Kubernetes scheduling

From bkvaluemeal
Jump to navigation Jump to search

No scheduler

If no scheduler is found within the cluster, pods may be manually allocated to nodes, but only at the time of creation. This can be achieved either by a Binding, or by defining spec/nodeName.

Example
binding.yaml pod.yaml
---
apiVersion: v1
kind: Binding
metadata:
  name: nginx
target:
  apiVersion: v1
  kind: Node
  name: node01
---
apiVersion: v1
kind: Pod
metadata:
  name: nginx
  labels:
    name: nginx
spec:
  containers:
  - name: nginx
    image: nginx
    ports:
    - containerPort: 80
  nodeName: node01
If using spec/nodeName
kubectl replace --force -f pod.yaml

or if using a Binding

kubectl apply -f binding.yaml

Taints and tolerations

Workloads can be cordoned to either any-but or only-on a node, or group of nodes, with a taint effect such as

  • NoSchedule — no new pods will be scheduled unless they have a matching toleration, but existing pods are unaffected
  • PreferNoSchedule — like above, but the scheduler will make best effort unless there is no other option
  • NoExecute — both new pods and existing pods will be evicted from the node unless they have a matching toleration
    • Pods that do not tolerate the taint are evicted immediately
    • Pods that tolerate the taint without specifying spec/tolerationSeconds remain
    • Pods that tolerate the taint and also define spec/tolerationSeconds are evicted after the elapsed time
Example
pod.yaml
---
apiVersion: v1
kind: Pod
metadata:
  name: nginx
  labels:
    name: nginx
    class: frontend
spec:
  containers:
  - name: nginx
    image: nginx
    ports:
    - containerPort: 80
  tolerations:
  - key: class
    value: frontend
    operator: Equal
kubectl taint node01 class=frontend:NoSchedule
kubectl apply -f pod.yaml

Node selectors and affinities

Labeling nodes and declaring either node selectors or affinities allows scheduling pods on specific nodes or groups of nodes. Node selectors permit only one constraint, but affinities and anti-affinities allow for complex scheduling parameters.

Example
selector.yaml affinity.yaml
---
apiVersion: v1
kind: Pod
metadata:
  name: nginx
  labels:
    name: nginx
    class: frontend
spec:
  containers:
  - name: nginx
    image: nginx
    ports:
    - containerPort: 80
  nodeSelector:
    size: medium
---
apiVersion: v1
kind: Pod
metadata:
  name: nginx
  labels:
    name: nginx
    class: frontend
spec:
  containers:
  - name: nginx
    image: nginx
    ports:
    - containerPort: 80
  affinity:
    nodeAffinity:
      requiredDuringSchedulingRequiredDuringExecution:
        nodeSelectorTerms:
        - matchExpressions:
          - key: size
            operator: NotIn
            values:
            - small
      preferedDuringSchedulingIgnoredDuringExecution:
        nodeSelectorTerms:
        - matchExpressions:
          - key: size
            operator: In
            values:
            - medium
kubectl label nodes node01 size=small
kubectl label nodes node02 size=medium
kubectl label nodes node03 size=large

Static pods

The Kubelet supports both a CLI argument of --pod-manifest-path and a config parameter staticPodPath for defining critical workloads. These workloads cannot be managed via normal means and rely on the manifest definition found in that node's directory.

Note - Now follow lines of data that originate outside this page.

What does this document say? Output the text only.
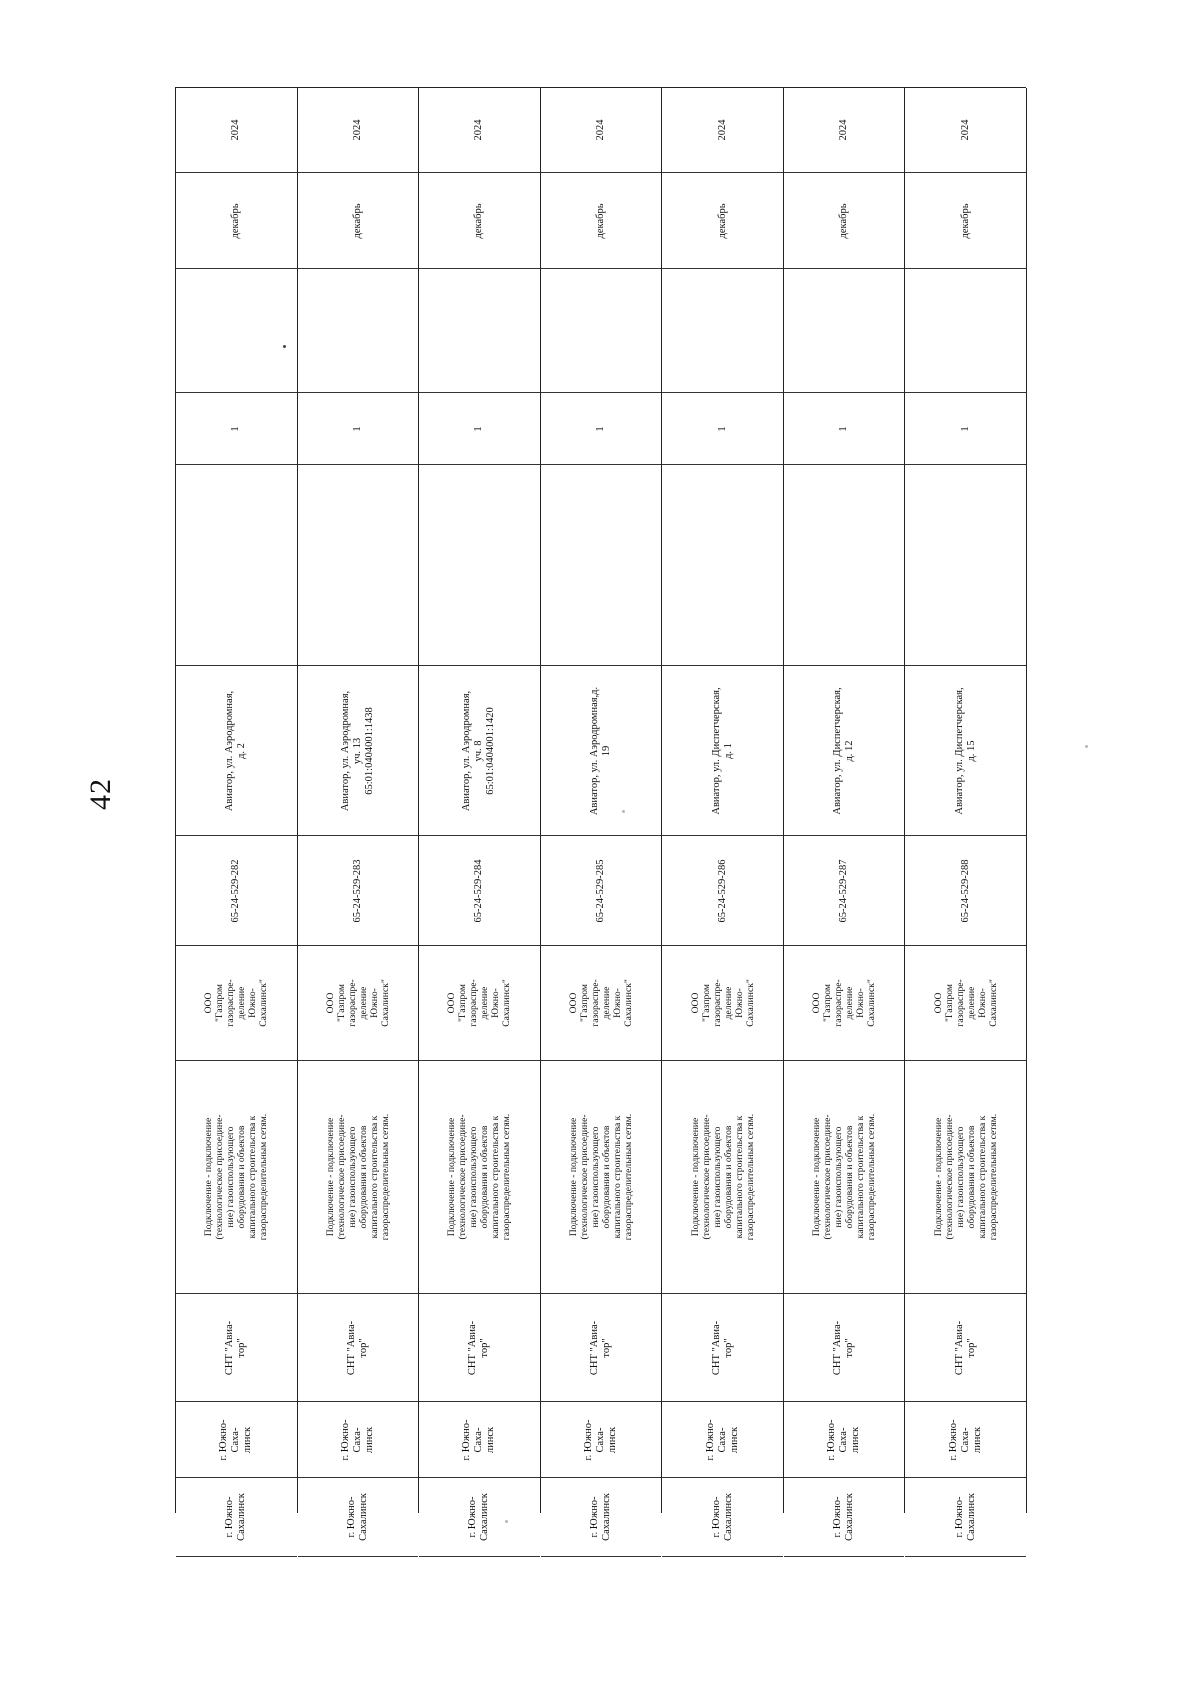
42
2024
декабрь
1
Авиатор, ул. Аэродромная,
д. 2
65-24-529-282
ООО
"Газпром
газораспре-
деление
Южно-
Сахалинск"
Подключение - подключение
(технологическое присоедине-
ние) газоиспользующего
оборудования и объектов
капитального строительства к
газораспределительным сетям.
СНТ "Авиа-
тор"
г. Южно-
Саха-
линск
г. Южно-
Сахалинск
2024
декабрь
1
Авиатор, ул. Аэродромная,
уч. 13
65:01:0404001:1438
65-24-529-283
ООО
"Газпром
газораспре-
деление
Южно-
Сахалинск"
Подключение - подключение
(технологическое присоедине-
ние) газоиспользующего
оборудования и объектов
капитального строительства к
газораспределительным сетям.
СНТ "Авиа-
тор"
г. Южно-
Саха-
линск
г. Южно-
Сахалинск
2024
декабрь
1
Авиатор, ул. Аэродромная,
уч. 8
65:01:0404001:1420
65-24-529-284
ООО
"Газпром
газораспре-
деление
Южно-
Сахалинск"
Подключение - подключение
(технологическое присоедине-
ние) газоиспользующего
оборудования и объектов
капитального строительства к
газораспределительным сетям.
СНТ "Авиа-
тор"
г. Южно-
Саха-
линск
г. Южно-
Сахалинск
2024
декабрь
1
Авиатор, ул. Аэродромная,д.
19
65-24-529-285
ООО
"Газпром
газораспре-
деление
Южно-
Сахалинск"
Подключение - подключение
(технологическое присоедине-
ние) газоиспользующего
оборудования и объектов
капитального строительства к
газораспределительным сетям.
СНТ "Авиа-
тор"
г. Южно-
Саха-
линск
г. Южно-
Сахалинск
2024
декабрь
1
Авиатор, ул. Диспетчерская,
д. 1
65-24-529-286
ООО
"Газпром
газораспре-
деление
Южно-
Сахалинск"
Подключение - подключение
(технологическое присоедине-
ние) газоиспользующего
оборудования и объектов
капитального строительства к
газораспределительным сетям.
СНТ "Авиа-
тор"
г. Южно-
Саха-
линск
г. Южно-
Сахалинск
2024
декабрь
1
Авиатор, ул. Диспетчерская,
д. 12
65-24-529-287
ООО
"Газпром
газораспре-
деление
Южно-
Сахалинск"
Подключение - подключение
(технологическое присоедине-
ние) газоиспользующего
оборудования и объектов
капитального строительства к
газораспределительным сетям.
СНТ "Авиа-
тор"
г. Южно-
Саха-
линск
г. Южно-
Сахалинск
2024
декабрь
1
Авиатор, ул. Диспетчерская,
д. 15
65-24-529-288
ООО
"Газпром
газораспре-
деление
Южно-
Сахалинск"
Подключение - подключение
(технологическое присоедине-
ние) газоиспользующего
оборудования и объектов
капитального строительства к
газораспределительным сетям.
СНТ "Авиа-
тор"
г. Южно-
Саха-
линск
г. Южно-
Сахалинск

Often times, the Kubelet's configuration file is located at /var/lib/kubelet/config.yaml, but this will not necessarily always be true as the parameter is configurable. If in doubt, the CLI arguments passed to the Kubelet will always tell the true location of this file.

When running workloads in this way, the Kubelet can only schedule pods. These pods names are implicitly suffixed with the name of the node and are further distinguished by the object's metadata/ownerReferences having a kind=Node.

---
metadata:
  ownerReferences:
  - apiVersion: v1
    controller: true
    kind: Node
    name: node01
    uid: 00000000-0000-0000-0000-000000000000